Brown contends that agency should be deemed an exculpatory defense that the prosecutor was required to present to the grand jury. While Brown's argument is not frivolous, he has not met the extremely high burden of demonstrating that it is clearly stronger than the issues pursued by his appellate counsel, or that his lawyer's professional judgment was objectively unreasonable. The Report's holding on this claim will therefore be adopted.
II. Sufficiency of the Evidence
Relying on Jackson v. Virginia, 443 U.S. 307 (1979), the Report held that a habeas corpus petitioner is not entitled to relief based on a claim of insufficient evidence unless "no rational trier of fact could have found proof of guilt beyond a reasonable doubt." Id. at 324. Further, since Brown's claim was adjudicated on the merits by the Appellate Division, Judge Fox found that Brown could not prevail unless he showed that the state court ruling involved an unreasonable application of the Jackson standard or an unreasonable determination of the facts in light of the evidence presented in the state court proceedings. Judge Fox held that Brown had done neither.

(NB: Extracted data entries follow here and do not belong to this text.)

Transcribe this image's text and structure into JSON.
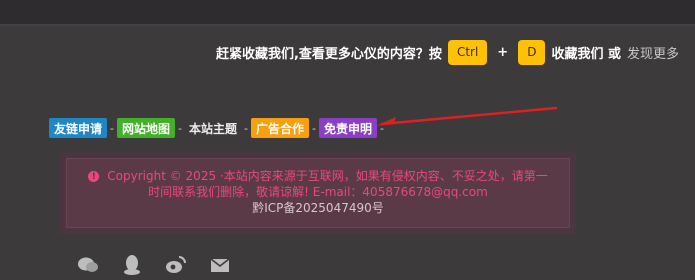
{
  "bookmark": {
    "prompt": "赶紧收藏我们,查看更多心仪的内容？按",
    "key1": "Ctrl",
    "plus": "+",
    "key2": "D",
    "action": "收藏我们 或",
    "discover": "发现更多"
  },
  "links": [
    {
      "label": "友链申请",
      "color": "#1e88c7"
    },
    {
      "label": "网站地图",
      "color": "#43b02a"
    },
    {
      "label": "本站主题",
      "color": ""
    },
    {
      "label": "广告合作",
      "color": "#f5a00c"
    },
    {
      "label": "免责申明",
      "color": "#8a3fc6"
    }
  ],
  "separator": "-",
  "notice": {
    "line1": "Copyright © 2025 ·本站内容来源于互联网，如果有侵权内容、不妥之处，请第一时间联系我们删除，敬请谅解! E-mail：405876678@qq.com",
    "icp": "黔ICP备2025047490号"
  },
  "colors": {
    "arrow": "#e02020",
    "accent": "#ffc107",
    "notice_text": "#e8487a"
  },
  "social_icons": [
    "wechat-icon",
    "qq-icon",
    "weibo-icon",
    "mail-icon"
  ]
}
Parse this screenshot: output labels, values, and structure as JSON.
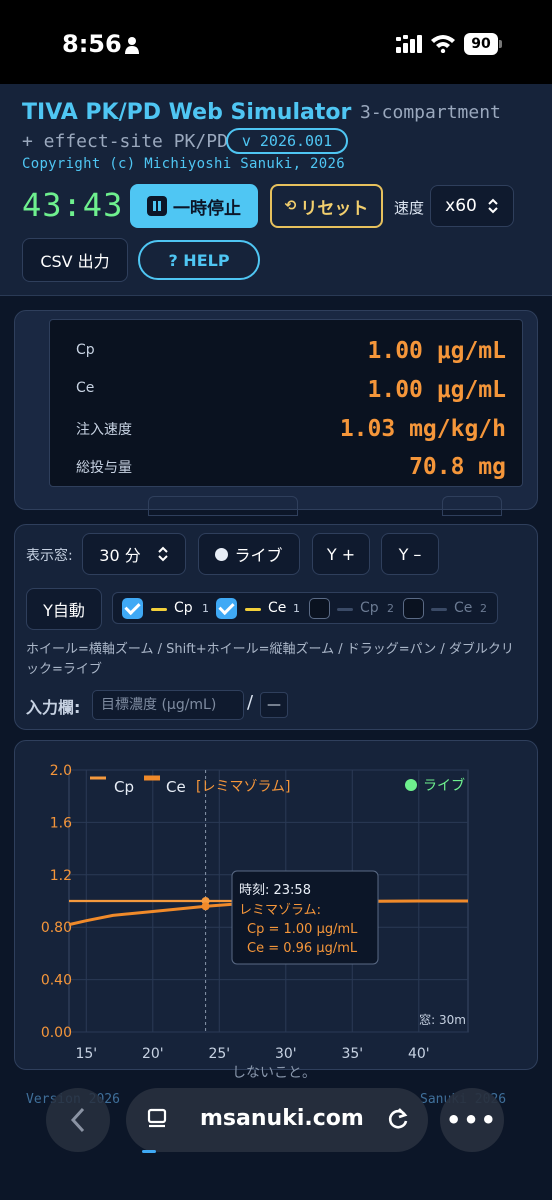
{
  "status_bar": {
    "time": "8:56",
    "battery": "90"
  },
  "header": {
    "title": "TIVA PK/PD Web Simulator",
    "subtitle_1": "3-compartment",
    "subtitle_2": "+ effect-site PK/PD",
    "version": "v 2026.001",
    "copyright": "Copyright (c) Michiyoshi Sanuki, 2026"
  },
  "controls": {
    "timer": "43:43",
    "pause_label": "一時停止",
    "reset_label": "リセット",
    "speed_label": "速度",
    "speed_value": "x60",
    "csv_label": "CSV 出力",
    "help_label": "? HELP"
  },
  "readout": {
    "rows": [
      {
        "label": "Cp",
        "value": "1.00 μg/mL"
      },
      {
        "label": "Ce",
        "value": "1.00 μg/mL"
      },
      {
        "label": "注入速度",
        "value": "1.03 mg/kg/h"
      },
      {
        "label": "総投与量",
        "value": "70.8 mg"
      }
    ]
  },
  "chart_controls": {
    "window_label": "表示窓:",
    "window_value": "30 分",
    "live_label": "ライブ",
    "y_plus": "Y +",
    "y_minus": "Y –",
    "y_auto": "Y自動",
    "legend": [
      {
        "label": "Cp",
        "index": "1",
        "checked": true,
        "color": "#f2cf3a"
      },
      {
        "label": "Ce",
        "index": "1",
        "checked": true,
        "color": "#f2cf3a"
      },
      {
        "label": "Cp",
        "index": "2",
        "checked": false,
        "color": "#3a4a66"
      },
      {
        "label": "Ce",
        "index": "2",
        "checked": false,
        "color": "#3a4a66"
      }
    ],
    "hint": "ホイール=横軸ズーム / Shift+ホイール=縦軸ズーム / ドラッグ=パン / ダブルクリック=ライブ",
    "input_label": "入力欄:",
    "input_placeholder": "目標濃度 (μg/mL)",
    "slash": "/",
    "unit_box": "—"
  },
  "chart_data": {
    "type": "line",
    "legend": [
      "Cp",
      "Ce",
      "[レミマゾラム]"
    ],
    "live_label": "ライブ",
    "window_note": "窓: 30m",
    "x_ticks": [
      "15'",
      "20'",
      "25'",
      "30'",
      "35'",
      "40'"
    ],
    "x_tick_values": [
      15,
      20,
      25,
      30,
      35,
      40
    ],
    "y_ticks": [
      "2.0",
      "1.6",
      "1.2",
      "0.80",
      "0.40",
      "0.00"
    ],
    "y_tick_values": [
      2.0,
      1.6,
      1.2,
      0.8,
      0.4,
      0.0
    ],
    "xlim": [
      13.7,
      43.7
    ],
    "ylim": [
      0,
      2.0
    ],
    "grid": true,
    "target_line": 1.0,
    "cursor_x": 23.97,
    "series": [
      {
        "name": "Cp",
        "color": "#f59a3e",
        "x": [
          13.7,
          15,
          20,
          24,
          30,
          35,
          40,
          43.7
        ],
        "y": [
          1.0,
          1.0,
          1.0,
          1.0,
          1.0,
          1.0,
          1.0,
          1.0
        ]
      },
      {
        "name": "Ce",
        "color": "#f08a2a",
        "x": [
          13.7,
          15,
          17,
          20,
          22,
          24,
          26,
          28,
          30,
          35,
          40,
          43.7
        ],
        "y": [
          0.82,
          0.85,
          0.89,
          0.92,
          0.94,
          0.96,
          0.975,
          0.985,
          0.99,
          0.997,
          1.0,
          1.0
        ]
      }
    ],
    "tooltip": {
      "time": "時刻: 23:58",
      "drug": "レミマゾラム:",
      "cp": "Cp = 1.00 μg/mL",
      "ce": "Ce = 0.96 μg/mL"
    }
  },
  "footer": {
    "left": "Version 2026",
    "right": "Sanuki 2026",
    "partial": "しないこと。",
    "url": "msanuki.com"
  },
  "colors": {
    "accent": "#4fc6f3",
    "orange": "#f5963a",
    "green": "#6ef08e",
    "gold": "#e7c15d"
  }
}
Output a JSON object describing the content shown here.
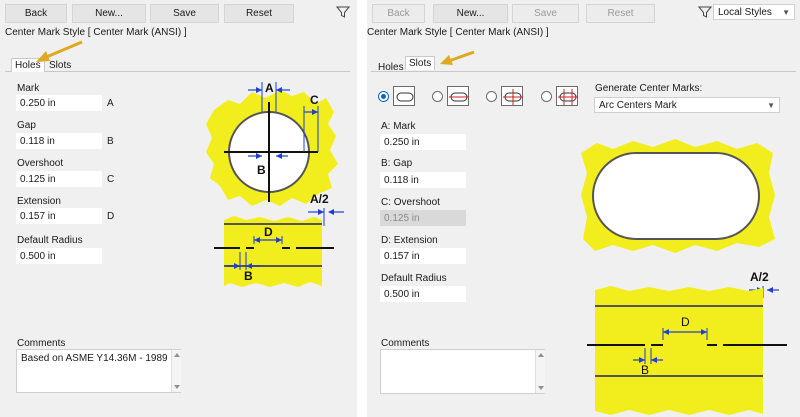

Brown's objection to this holding of the Report is brief. His argument in its entirety is that
[t]he evidence before the jury was equivocal at best, and to the extent that the trial jury made "factual" findings, these findings were inferences that were arbitrary and in no manner proved beyond a reasonable doubt. The behavior upon which the criminal charges are based is equally susceptible to a finding of not guilty as to all charges except seventh degree possession of a controlled substance.
Because this line of argument is the same as that presented in the underlying petition, de novo review of this portion of the Report is not required. The legal analysis not being clearly erroneous, the Report's rejection of Brown's claim of insufficient evidence is therefore adopted.
III. Remaining Claims
The Report rejects Brown's remaining claims on the ground that they do not implicate federal rights and therefore cannot provide the basis for habeas relief. Because Brown did not object to these portions of the Report and because they are not clearly erroneous, they will be adopted.
Conclusion
The recommendation of Magistrate Judge Fox is adopted, and the petition for a writ of habeas corpus is denied. In addition, I decline to issue a certificate of appealability. Brown has not made a substantial showing of a denial of a federal right, and appellate review is therefore not warranted.Grotto v. Herbert, 316 F.3d 198, 209 (2d Cir. 2003). I also find, pursuant to 28 U.S.C. § 1915(a)(3), that any appeal from this order would not be taken in good faith. Coppedge v. United States, 369 U.S. 438, 445 (1962). The Clerk of Court shall dismiss the petition.